ORLANDO, Fla. — A Florida prosecutor has agreed to allow DNA testing on evidence that helped convict a man for the 1975 murders of his wife, in-laws and an acquaintance at the family’s furniture store and landed him on death row.
Monique H. Worrell, who was elected state attorney for the Orlando area in November, has agreed to allow testing that Tommy Zeigler and his many supporters believe will show he is innocent of gunning down the four on Christmas Eve. Previous prosecutors have contended Zeigler staged the massacre as a robbery to collect his wife’s life insurance policy.
The Tampa Bay Times reports that Worrell’s office recently agreed to give all evidence in the case to Zeigler’s attorneys for testing at a lab certified by the American Society of Crime Laboratory Directors. The agreement will now go before a judge, but is expected to be approved.
In particular, Zeigler’s attorney wants to test his clothing to see if it has the victims’ blood on it and the fingernail clippings of his father-in-law, who fought his killer before being shot.
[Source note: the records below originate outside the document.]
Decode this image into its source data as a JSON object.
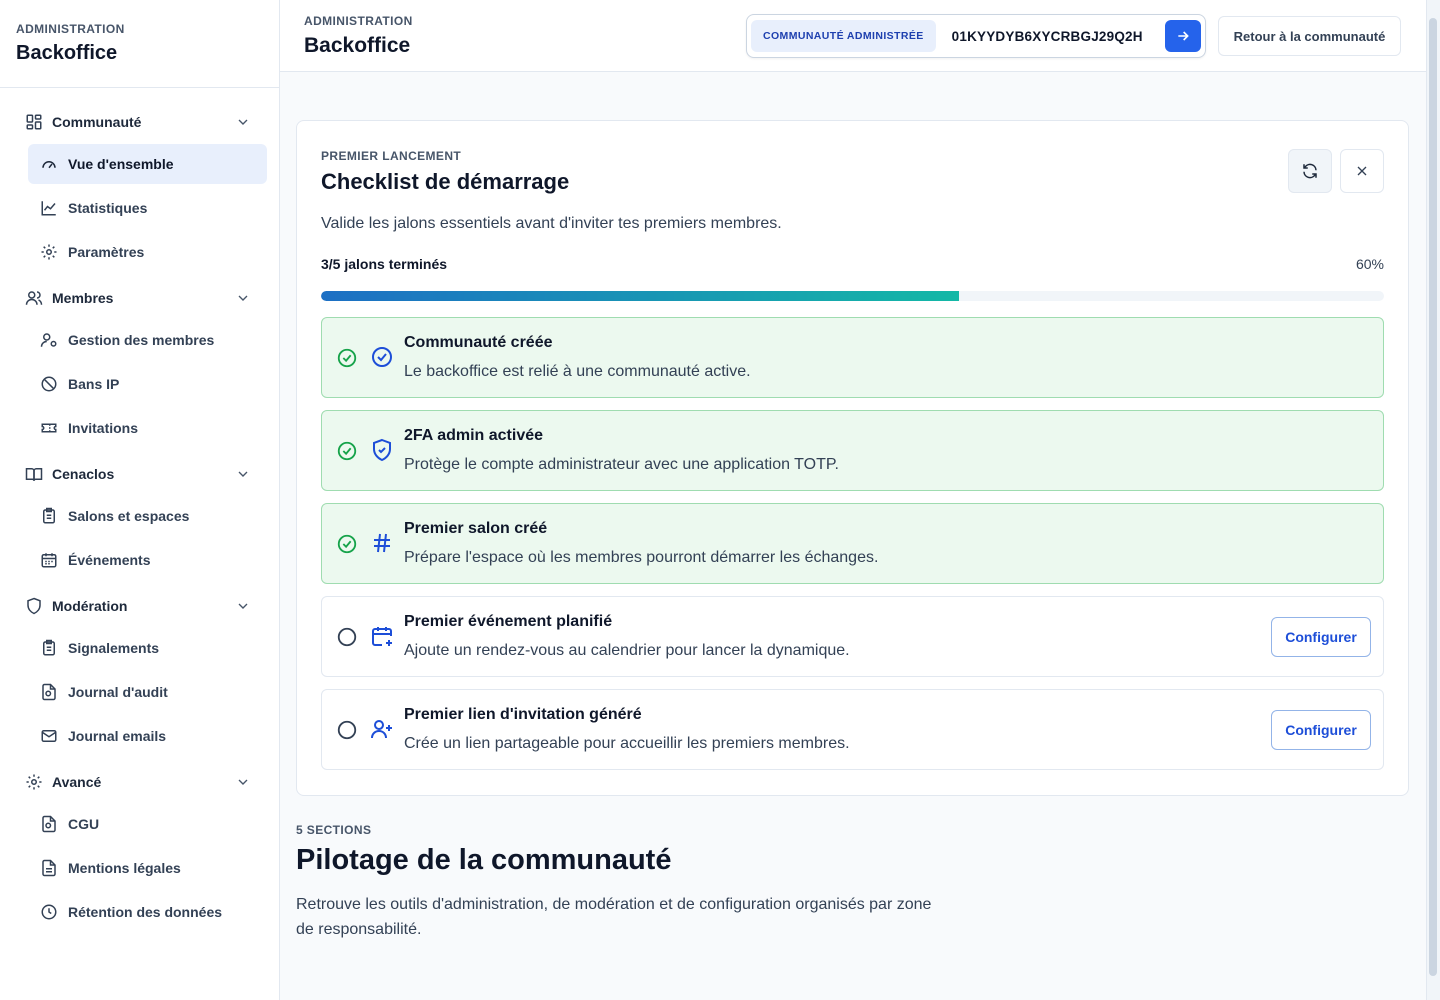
{
  "sidebar": {
    "eyebrow": "ADMINISTRATION",
    "title": "Backoffice",
    "groups": [
      {
        "label": "Communauté",
        "items": [
          "Vue d'ensemble",
          "Statistiques",
          "Paramètres"
        ]
      },
      {
        "label": "Membres",
        "items": [
          "Gestion des membres",
          "Bans IP",
          "Invitations"
        ]
      },
      {
        "label": "Cenaclos",
        "items": [
          "Salons et espaces",
          "Événements"
        ]
      },
      {
        "label": "Modération",
        "items": [
          "Signalements",
          "Journal d'audit",
          "Journal emails"
        ]
      },
      {
        "label": "Avancé",
        "items": [
          "CGU",
          "Mentions légales",
          "Rétention des données"
        ]
      }
    ],
    "active_item": "Vue d'ensemble"
  },
  "topbar": {
    "eyebrow": "ADMINISTRATION",
    "title": "Backoffice",
    "community_badge": "COMMUNAUTÉ ADMINISTRÉE",
    "community_id": "01KYYDYB6XYCRBGJ29Q2H",
    "back_label": "Retour à la communauté"
  },
  "checklist": {
    "eyebrow": "PREMIER LANCEMENT",
    "title": "Checklist de démarrage",
    "description": "Valide les jalons essentiels avant d'inviter tes premiers membres.",
    "progress_label": "3/5 jalons terminés",
    "progress_pct_label": "60%",
    "progress_value": 0.6,
    "steps": [
      {
        "title": "Communauté créée",
        "desc": "Le backoffice est relié à une communauté active.",
        "done": true,
        "icon": "check-circle-icon"
      },
      {
        "title": "2FA admin activée",
        "desc": "Protège le compte administrateur avec une application TOTP.",
        "done": true,
        "icon": "shield-check-icon"
      },
      {
        "title": "Premier salon créé",
        "desc": "Prépare l'espace où les membres pourront démarrer les échanges.",
        "done": true,
        "icon": "hash-icon"
      },
      {
        "title": "Premier événement planifié",
        "desc": "Ajoute un rendez-vous au calendrier pour lancer la dynamique.",
        "done": false,
        "icon": "calendar-plus-icon",
        "action": "Configurer"
      },
      {
        "title": "Premier lien d'invitation généré",
        "desc": "Crée un lien partageable pour accueillir les premiers membres.",
        "done": false,
        "icon": "user-plus-icon",
        "action": "Configurer"
      }
    ]
  },
  "pilotage": {
    "eyebrow": "5 SECTIONS",
    "title": "Pilotage de la communauté",
    "description": "Retrouve les outils d'administration, de modération et de configuration organisés par zone de responsabilité."
  },
  "colors": {
    "accent": "#2563eb",
    "done_bg": "#ecf9ef",
    "done_border": "#9fdcb0",
    "done_check": "#16a34a",
    "progress_start": "#1d6fc4",
    "progress_end": "#14b8a6"
  }
}
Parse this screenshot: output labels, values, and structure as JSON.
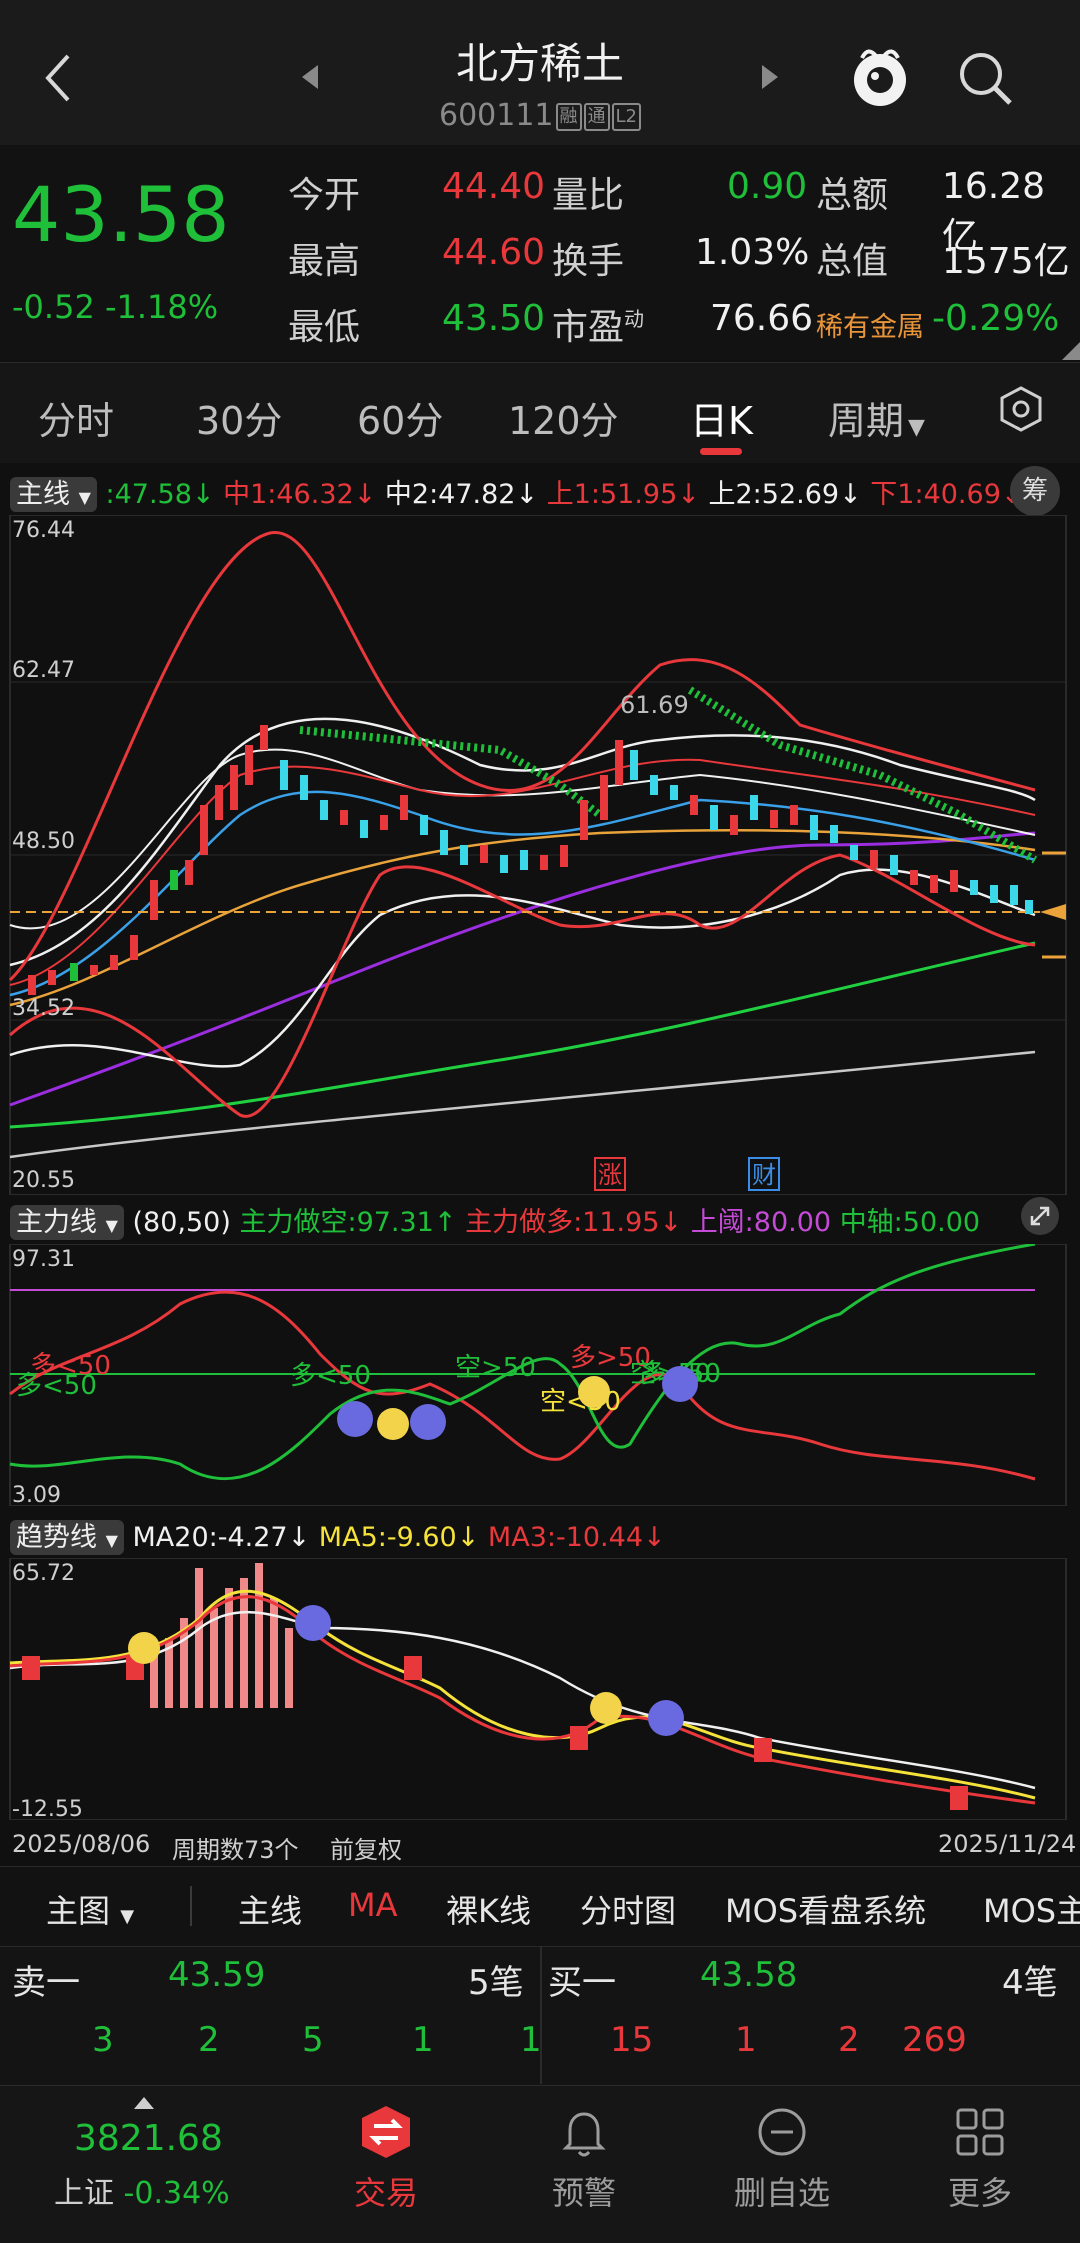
{
  "header": {
    "title": "北方稀土",
    "code": "600111",
    "badges": [
      "融",
      "通",
      "L2"
    ]
  },
  "quote": {
    "price": "43.58",
    "change": "-0.52",
    "change_pct": "-1.18%",
    "rows": [
      {
        "l1": "今开",
        "v1": "44.40",
        "l2": "量比",
        "v2": "0.90",
        "l3": "总额",
        "v3": "16.28亿"
      },
      {
        "l1": "最高",
        "v1": "44.60",
        "l2": "换手",
        "v2": "1.03%",
        "l3": "总值",
        "v3": "1575亿"
      },
      {
        "l1": "最低",
        "v1": "43.50",
        "l2": "市盈",
        "l2sup": "动",
        "v2": "76.66",
        "l3": "稀有金属",
        "v3": "-0.29%"
      }
    ]
  },
  "tabs": [
    "分时",
    "30分",
    "60分",
    "120分",
    "日K",
    "周期"
  ],
  "main_chart": {
    "label": "主线",
    "legend": [
      {
        "text": ":47.58↓",
        "color": "#1fbf3a"
      },
      {
        "text": "中1:46.32↓",
        "color": "#e8383b"
      },
      {
        "text": "中2:47.82↓",
        "color": "#f0f0f0"
      },
      {
        "text": "上1:51.95↓",
        "color": "#e8383b"
      },
      {
        "text": "上2:52.69↓",
        "color": "#f0f0f0"
      },
      {
        "text": "下1:40.69↓",
        "color": "#e8383b"
      }
    ],
    "chip": "筹",
    "y_labels": [
      "76.44",
      "62.47",
      "48.50",
      "34.52",
      "20.55"
    ],
    "high_label": "61.69",
    "events": [
      "涨",
      "财"
    ]
  },
  "force_chart": {
    "label": "主力线",
    "params": "(80,50)",
    "legend": [
      {
        "text": "主力做空:97.31↑",
        "color": "#1fbf3a"
      },
      {
        "text": "主力做多:11.95↓",
        "color": "#e8383b"
      },
      {
        "text": "上阈:80.00",
        "color": "#c44bd6"
      },
      {
        "text": "中轴:50.00",
        "color": "#1fbf3a"
      }
    ],
    "y_labels": [
      "97.31",
      "3.09"
    ],
    "annotations": [
      "多<50",
      "多<50",
      "多<50",
      "空>50",
      "多>50",
      "空<50",
      "空>50",
      "多<50"
    ]
  },
  "trend_chart": {
    "label": "趋势线",
    "legend": [
      {
        "text": "MA20:-4.27↓",
        "color": "#f0f0f0"
      },
      {
        "text": "MA5:-9.60↓",
        "color": "#f5e23a"
      },
      {
        "text": "MA3:-10.44↓",
        "color": "#e8383b"
      }
    ],
    "y_labels": [
      "65.72",
      "-12.55"
    ]
  },
  "footer_axis": {
    "start_date": "2025/08/06",
    "period_count": "周期数73个",
    "adjust": "前复权",
    "end_date": "2025/11/24"
  },
  "menu": [
    "主图",
    "主线",
    "MA",
    "裸K线",
    "分时图",
    "MOS看盘系统",
    "MOS主"
  ],
  "orderbook": {
    "sell_label": "卖一",
    "sell_price": "43.59",
    "sell_count": "5笔",
    "buy_label": "买一",
    "buy_price": "43.58",
    "buy_count": "4笔",
    "sell_queue": [
      "3",
      "2",
      "5",
      "1",
      "1"
    ],
    "buy_queue": [
      "15",
      "1",
      "2",
      "269"
    ]
  },
  "bottom_nav": {
    "index_value": "3821.68",
    "index_name": "上证",
    "index_change": "-0.34%",
    "items": [
      "交易",
      "预警",
      "删自选",
      "更多"
    ]
  },
  "colors": {
    "up": "#e8383b",
    "down": "#1fbf3a",
    "accent": "#e8383b",
    "ma_orange": "#e9a33a",
    "ma_purple": "#9b2ee0",
    "ma_green": "#20d040",
    "ma_blue": "#3aa0e8"
  }
}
A previous test in 2001 failed to detect any DNA from the victims on four small patches of his clothing, but prosecutors blocked attempts to do a full test, saying other evidence ties Zeigler to the murders.
“I am hoping and praying that the test results come back with enough evidence to force the court to grant me a new trial!” Zeigler wrote in a Thursday email to the Times.
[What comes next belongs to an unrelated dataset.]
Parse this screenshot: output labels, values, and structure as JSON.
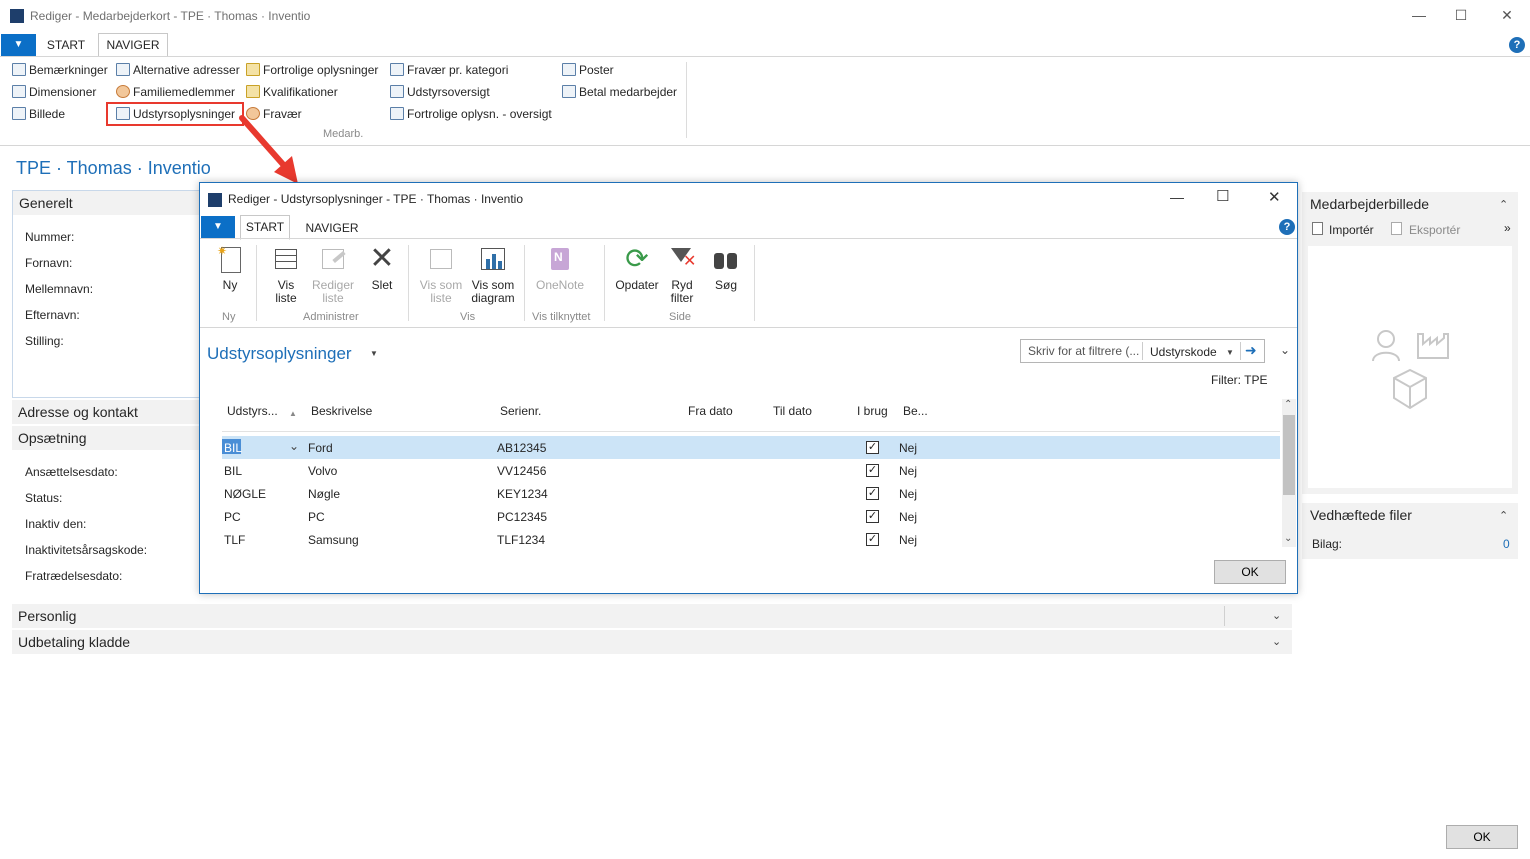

Worrell reviewed the case when she lead the office’s conviction integrity unit and concluded Zeigler had not received a fair trial.
“Can the state of Florida legally decline to support additional DNA testing? Absolutely,” Worrell wrote in a 2019 memo to her predecessor. “Can the state of Florida morally justify a decline to support additional testing? Absolutely not.”
Her predecessor rejected her recommendation, but now the final decision was hers.
The killings happened at W.T. Zeigler Furniture in Winter Garden. Prosecutors contended at Zeigler’s 1976 trial that he lured his wife, Eunice, to the store to kill her, and her parents, Perry and Virginia Edwards, got in the way. A fruit picker Zeigler knew named Charlie Mays was killed, too. They had all been shot. They said Zeigler then shot himself in the stomach to make it appear that he, too, was a victim. They say he staged the robbery so he could collect on a $500,000 life insurance policy he took out on his wife just months before.
Zeigler said then and now that he went to the store to make some last-minute Christmas deliveries. Unbeknownst to him, his wife and in-laws, who had come to look at a recliner that was to be her father’s Christmas present, were already dead in various places in the store.
After finding the lights shut off at the breaker box, he was hit over the head and beaten by two men. He lost his glasses but managed to find and fire one of the guns he kept in the store. He believes Mays — who had cash from the store stuffed in his pocket — was one of the attackers and was killed in the gunfight. Zeigler says that when he came to after being knocked out, he was the only one left alive in the store. Whoever else attacked him had fled.
Zeigler was found guilty on July 2, 1976, amid allegations of juror misconduct. One of the jurors, now dead, said in media interviews after the trial that she believed Zeigler was innocent and that she was harassed and coerced into voting guilty by other jurors who wanted to finish up in time for the nation’s Bicentennial celebration two days later. The jury then voted to recommend a life sentence, but the judge — in an exceedingly rare move in Florida — overruled the panel and sentenced him to death.
Zeigler has twice been scheduled to die, but the execution was stopped — once with less than a day to spare.
“The entire process has not been handled as it should have been,” said David Michaeli, one of Zeigler’s attorneys, told the Times earlier this year. “And if you don’t have a criminal justice system that works for Tommy Zeigler, you don’t have one that works for me or you, either.”